2022 has been hailed as the year when the world’s parliaments and regulators finally start to pass substantial laws to govern the tech industry

This is all at the expenses of consumers and taxpayers. Big Tech, commonly referred to as GAFA (Google, Amazon, Facebook, Apple), has too often set the rules of the game itself, ignoring privacy and other ethical concerns. Big Tech has also grown exponentially, monopolising the market for digital services, and is now too big, even for itself. As the 2021 Frances Haugen whistleblower saga illustrated quite aptly, Facebook (now rebranded as Meta) has become an unconstrained force so powerful that it can shake entire societies. The events on Capitol Hill in the United States just over a year ago serve as a stark reminder.

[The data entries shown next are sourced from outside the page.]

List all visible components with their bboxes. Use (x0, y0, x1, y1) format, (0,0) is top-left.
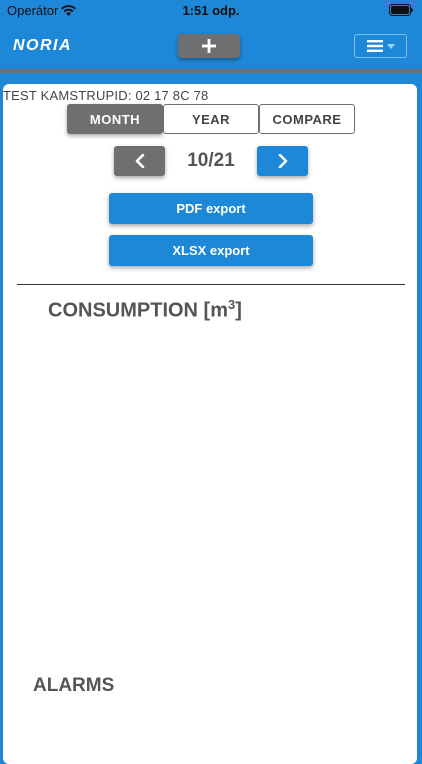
chevron-left-icon (135, 154, 144, 168)
consumption-heading-suffix: ] (235, 299, 242, 322)
tab-year[interactable]: YEAR (163, 104, 259, 134)
battery-icon (389, 4, 413, 16)
navbar-divider (0, 69, 422, 73)
pdf-export-button[interactable]: PDF export (109, 193, 313, 224)
period-label: 10/21 (187, 150, 235, 171)
device-title: TEST KAMSTRUPID: 02 17 8C 78 (3, 88, 209, 103)
alarms-heading: ALARMS (33, 675, 115, 696)
navbar: NORIA (0, 22, 422, 70)
caret-down-icon (386, 43, 395, 49)
consumption-heading: CONSUMPTION [m3] (48, 297, 242, 323)
status-bar: Operátor 1:51 odp. (0, 0, 422, 22)
tab-month[interactable]: MONTH (67, 104, 163, 134)
period-navigator: 10/21 (114, 146, 308, 176)
clock: 1:51 odp. (182, 3, 240, 18)
previous-period-button[interactable] (114, 146, 165, 176)
hamburger-icon (366, 40, 383, 52)
xlsx-export-button[interactable]: XLSX export (109, 235, 313, 266)
add-button[interactable] (178, 34, 240, 58)
consumption-heading-text: CONSUMPTION [m (48, 299, 228, 322)
tab-compare[interactable]: COMPARE (259, 104, 355, 134)
period-tabs: MONTH YEAR COMPARE (67, 104, 355, 134)
brand-logo[interactable]: NORIA (13, 37, 72, 55)
next-period-button[interactable] (257, 146, 308, 176)
content-card: TEST KAMSTRUPID: 02 17 8C 78 MONTH YEAR … (3, 84, 417, 764)
chevron-right-icon (278, 154, 287, 168)
menu-button[interactable] (354, 34, 407, 58)
section-divider (17, 284, 405, 285)
plus-icon (202, 39, 216, 53)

However, this year will be different. 2022 has been hailed as the year when the world’s parliaments and regulators finally start to pass substantial laws to govern the tech industry.

The world sent a strong signal when the OCED approved a new global rulebook for taxation in October 2021. Within this framework, 136 countries will be able to tax 100 of the world’s largest, most profitable multinational corporations at a rate of 15% and reallocate more than €110bn in profits.

The European Commission’s ‘Business in Europe: Framework for Income Taxation’ (BEFIT), scheduled for 2023, will go even further and provide a single corporate tax rulebook for member states – the first attempt to unify the bloc’s collection of taxes came in 2011 with the proposal of a ‘Common Consolidated Corporate Tax Base’ (CCCTB), which failed miserably.

A new framework for business taxation is not enough to maintain the social contract’s legitimacy

Both of these ground-breaking initiatives do well to ensure a fairer distribution of taxing rights. However, although BEFIT should be celebrated as a much-needed step towards greater European integration and completion of the single market, a new framework for business taxation is not enough to maintain the social contract’s legitimacy. Accountability from business is also paramount.

The EU has well understood this: even if it put on hold its own proposal for a digital levy to facilitate the global tax agreement, on digital, the Commission wants to go beyond taxation.

The Commission’s proposed Digital Services Act package aims “to create a safer digital space in which the fundamental rights of all users of digital services are protected [and] to establish a level playing field to foster innovation, growth and competitiveness, both in the single market and globally”. With the last digital regulation on e-commerce dating back to 2000, European regulators have long struggled to regulate the explosive market for digital services and products ex ante, and have historically punished wrongdoings ex post.

The EU now needs to get things right. The digital package is not only the opportunity to create a fairer market whose shares better contribute to society, but also the occasion to strengthen the geopolitical clout that this Commission has long sought.

France’s presidency comes at a critical time to reform the Union’s tax ecosystem

The stars may be aligning for a new social contract, as France pushes to have the package approved before the end of its European Council presidency, together with other important sources of tax revenue for the bloc, such as CBAM. Macron is also very keen to strengthen the Union’s social pillar by establishing a European legislation on minimum wages — another much-needed piece to complete the single market puzzle.

France’s presidency comes at a critical time to reform the Union’s tax ecosystem and secure a modern legal framework that can finance sustainable and fairer growth. Can this policy push finally set into motion a new social contract for Europe?

The timing could not be more ideal, as Macron is determined to fill the void left in the continent by former German chancellor, Angela Merkel, while advocating for greater ‘technological sovereignty’ and limiting the power of tech giants throughout the EU bloc. Despite tricky elections ahead for him at home, Macron could very well kickstart a modern European Renaissance.